We present a mathematical tool to analyze electrophysiological traces and derive molecular kinetic schemes that reflect the interplay between the different processes involved. This tool is based on system-identification algorithms and consists of three modules as summarized in Figure 1. The identifier takes the input and output signals in the time domain and applies autoregressive ARX methods to obtain a transfer function in the Laplace domain yielding a set of poles, zeros and gain that provide a unique signature of the channel response. The classifier capitalizes on this signature to reveal the block diagram associated with the interplay of the processes, that are here described as first order systems in classic engineering terms (a relaxation with one time constant and a gain for each process). Finally, the molecular kinetic converter uses the transfer function together with the block diagram and maps them into a molecular kinetic scheme, a description with states associated with a system of differential equations.

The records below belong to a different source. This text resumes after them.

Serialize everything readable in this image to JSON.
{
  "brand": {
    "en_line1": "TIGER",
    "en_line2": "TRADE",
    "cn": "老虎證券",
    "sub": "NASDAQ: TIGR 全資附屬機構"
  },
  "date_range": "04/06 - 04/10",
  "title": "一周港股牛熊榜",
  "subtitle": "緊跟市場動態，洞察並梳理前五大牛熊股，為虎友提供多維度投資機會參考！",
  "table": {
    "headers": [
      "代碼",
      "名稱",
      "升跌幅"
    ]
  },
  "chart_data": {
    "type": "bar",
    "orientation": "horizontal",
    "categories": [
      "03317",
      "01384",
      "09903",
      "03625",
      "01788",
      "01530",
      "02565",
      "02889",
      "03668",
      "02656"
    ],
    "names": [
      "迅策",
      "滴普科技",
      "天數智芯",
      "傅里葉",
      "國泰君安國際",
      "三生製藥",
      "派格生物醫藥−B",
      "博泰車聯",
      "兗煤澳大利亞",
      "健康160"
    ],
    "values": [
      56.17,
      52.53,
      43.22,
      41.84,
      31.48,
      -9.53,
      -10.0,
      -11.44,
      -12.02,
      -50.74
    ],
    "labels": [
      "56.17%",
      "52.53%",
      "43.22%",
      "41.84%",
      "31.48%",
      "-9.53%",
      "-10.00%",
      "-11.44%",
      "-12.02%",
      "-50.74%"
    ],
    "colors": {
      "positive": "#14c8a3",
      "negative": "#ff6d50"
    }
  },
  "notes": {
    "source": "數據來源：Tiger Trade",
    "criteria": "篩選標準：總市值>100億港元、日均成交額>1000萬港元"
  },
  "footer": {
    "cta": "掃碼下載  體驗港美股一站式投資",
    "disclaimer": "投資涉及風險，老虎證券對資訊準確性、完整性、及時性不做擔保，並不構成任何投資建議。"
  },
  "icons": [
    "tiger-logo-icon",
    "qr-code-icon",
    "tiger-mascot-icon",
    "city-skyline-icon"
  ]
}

thumbnailFigure 1. A diagram of the analytical methodology applied to voltage-clamp experiments. u(t) and y(t) are the input and output time signals respectively, H(s) denotes the transfer function in the Laplace domain; Z,P,G the zeros, poles and gain associated to it and Ga, Gb represent first-order systems.

We show that we can apply this methodology to voltage-activated L-type calcium-channel traces from voltage-clamp experiments and derive a molecular kinetic scheme. Furthermore, we show how these molecular kinetic schemes can reveal the mechanism of action of drugs that act on calcium-channels. Our results explain the utility of this methodology for obtaining information on molecular mechanisms from electrophysiological traces. Moreover, they illustrate how the analysis could be generalized to recordings from other biological experiments.